S Skoulikas, S Dufour, D Haine, J-Y Perreault, J-P Roy

The primary objective of the current study was to evaluate cure rate following an early-lactation extended intramammary pirlimycin treatment on heifers naturally infected by Staphylococcus aureus. The secondary objective was to assess Petrifilm Staph Express (3M Microbiology, St. Paul, MN) count plate characteristics when used in a protocol for early-lactation detection of infected quarters in heifers. Milk samples were collected from heifers (n = 946) in the first few days following calving (mean = 5 d). Heifers with laboratory-confirmed S. aureus intramammary infection (n = 72) were randomly allocated into 2 groups. The treatment group (n = 54 quarters from 38 heifers) received an intramammary infusion of 50 mg of pirlimycin once per day for 8 consecutive days in infected quarters.
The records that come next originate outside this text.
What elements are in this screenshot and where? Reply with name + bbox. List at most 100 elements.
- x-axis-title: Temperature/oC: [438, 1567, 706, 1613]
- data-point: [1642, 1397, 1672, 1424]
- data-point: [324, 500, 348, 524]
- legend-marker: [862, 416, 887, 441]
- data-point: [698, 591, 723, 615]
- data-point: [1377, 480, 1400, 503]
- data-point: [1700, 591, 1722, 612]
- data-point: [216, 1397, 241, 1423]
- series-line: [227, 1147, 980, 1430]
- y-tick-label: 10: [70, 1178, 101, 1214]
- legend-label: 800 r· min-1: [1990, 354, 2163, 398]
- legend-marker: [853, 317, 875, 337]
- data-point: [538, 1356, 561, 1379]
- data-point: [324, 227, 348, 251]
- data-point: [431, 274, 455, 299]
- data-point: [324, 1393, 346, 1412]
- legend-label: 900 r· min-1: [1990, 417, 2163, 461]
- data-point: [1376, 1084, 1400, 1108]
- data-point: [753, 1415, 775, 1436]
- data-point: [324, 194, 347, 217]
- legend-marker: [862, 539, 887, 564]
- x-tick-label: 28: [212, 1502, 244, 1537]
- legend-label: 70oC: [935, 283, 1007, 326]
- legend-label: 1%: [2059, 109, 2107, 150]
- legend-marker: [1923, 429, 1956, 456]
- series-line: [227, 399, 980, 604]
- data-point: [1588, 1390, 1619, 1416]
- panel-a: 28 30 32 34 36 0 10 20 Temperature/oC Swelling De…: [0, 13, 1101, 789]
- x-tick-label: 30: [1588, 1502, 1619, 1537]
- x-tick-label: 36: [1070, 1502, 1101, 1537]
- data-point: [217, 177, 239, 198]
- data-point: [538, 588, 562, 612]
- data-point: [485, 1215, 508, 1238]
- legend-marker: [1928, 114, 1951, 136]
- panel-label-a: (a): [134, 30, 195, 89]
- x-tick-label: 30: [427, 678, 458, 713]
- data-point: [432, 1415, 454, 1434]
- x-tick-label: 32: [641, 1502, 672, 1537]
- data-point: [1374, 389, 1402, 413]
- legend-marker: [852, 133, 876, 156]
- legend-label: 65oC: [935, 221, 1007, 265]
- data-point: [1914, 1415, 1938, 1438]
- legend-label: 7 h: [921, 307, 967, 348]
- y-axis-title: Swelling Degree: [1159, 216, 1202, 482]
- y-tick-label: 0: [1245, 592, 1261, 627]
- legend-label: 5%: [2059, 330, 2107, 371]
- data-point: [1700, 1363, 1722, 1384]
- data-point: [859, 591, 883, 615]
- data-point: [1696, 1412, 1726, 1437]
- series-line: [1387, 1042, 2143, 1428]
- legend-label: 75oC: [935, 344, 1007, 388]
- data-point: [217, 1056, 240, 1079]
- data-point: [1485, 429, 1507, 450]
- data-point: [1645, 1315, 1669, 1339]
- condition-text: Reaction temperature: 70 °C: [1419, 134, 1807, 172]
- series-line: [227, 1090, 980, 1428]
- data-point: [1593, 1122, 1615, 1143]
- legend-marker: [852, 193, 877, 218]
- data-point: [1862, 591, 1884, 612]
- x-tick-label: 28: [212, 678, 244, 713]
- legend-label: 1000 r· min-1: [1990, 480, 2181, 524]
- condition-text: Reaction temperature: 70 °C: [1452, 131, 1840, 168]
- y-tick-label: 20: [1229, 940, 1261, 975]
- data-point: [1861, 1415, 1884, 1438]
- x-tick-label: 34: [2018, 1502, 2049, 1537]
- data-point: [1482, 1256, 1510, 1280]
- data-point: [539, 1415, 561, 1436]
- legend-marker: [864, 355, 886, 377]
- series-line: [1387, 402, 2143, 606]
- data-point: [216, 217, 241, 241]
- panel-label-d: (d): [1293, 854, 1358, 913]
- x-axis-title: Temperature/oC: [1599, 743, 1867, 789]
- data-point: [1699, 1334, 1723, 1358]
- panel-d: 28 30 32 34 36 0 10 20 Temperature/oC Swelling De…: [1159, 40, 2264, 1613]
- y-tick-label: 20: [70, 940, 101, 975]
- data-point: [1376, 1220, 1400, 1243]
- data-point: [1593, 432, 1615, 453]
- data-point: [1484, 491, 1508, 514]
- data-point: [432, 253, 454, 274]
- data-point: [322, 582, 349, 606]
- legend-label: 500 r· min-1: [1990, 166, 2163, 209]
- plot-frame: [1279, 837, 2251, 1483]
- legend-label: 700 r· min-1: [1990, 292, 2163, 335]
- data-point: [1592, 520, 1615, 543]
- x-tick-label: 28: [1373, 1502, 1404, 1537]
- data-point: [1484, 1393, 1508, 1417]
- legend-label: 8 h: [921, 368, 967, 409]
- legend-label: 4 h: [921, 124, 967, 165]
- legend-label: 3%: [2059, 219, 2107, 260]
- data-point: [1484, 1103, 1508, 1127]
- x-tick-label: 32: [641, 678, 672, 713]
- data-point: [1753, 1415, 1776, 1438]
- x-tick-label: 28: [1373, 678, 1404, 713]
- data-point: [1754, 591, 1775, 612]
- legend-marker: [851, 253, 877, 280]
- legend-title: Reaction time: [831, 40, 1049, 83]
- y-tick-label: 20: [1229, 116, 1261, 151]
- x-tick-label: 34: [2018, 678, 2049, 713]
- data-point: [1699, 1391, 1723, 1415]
The control group (n = 44 quarters from 34 heifers) did not receive any treatment. Treatment success was defined as having negative culture results for S. aureus in all 3 post-treatment quarter milk samples collected on d 17, 24, and 31 post-treatment. Treatment group mammary quarters showed a statistically significant higher cure rate (64.8%) compared with the control group (34.1%). A total of 38% of quarters identified as S. aureus-positive using the Petrifilm Staph Express count plate were in fact identified as non-aureus staphylococci on routine laboratory-based bacteriological culture. The current study demonstrates that a higher cure rate for S. aureus IMI can be achieved in dairy heifers if an extended treatment protocol is put in place soon after calving. Use of Petrifilm Staph Express count plate for identification of S. aureus-infected heifers could lead to unnecessary treatments because of false-positive results.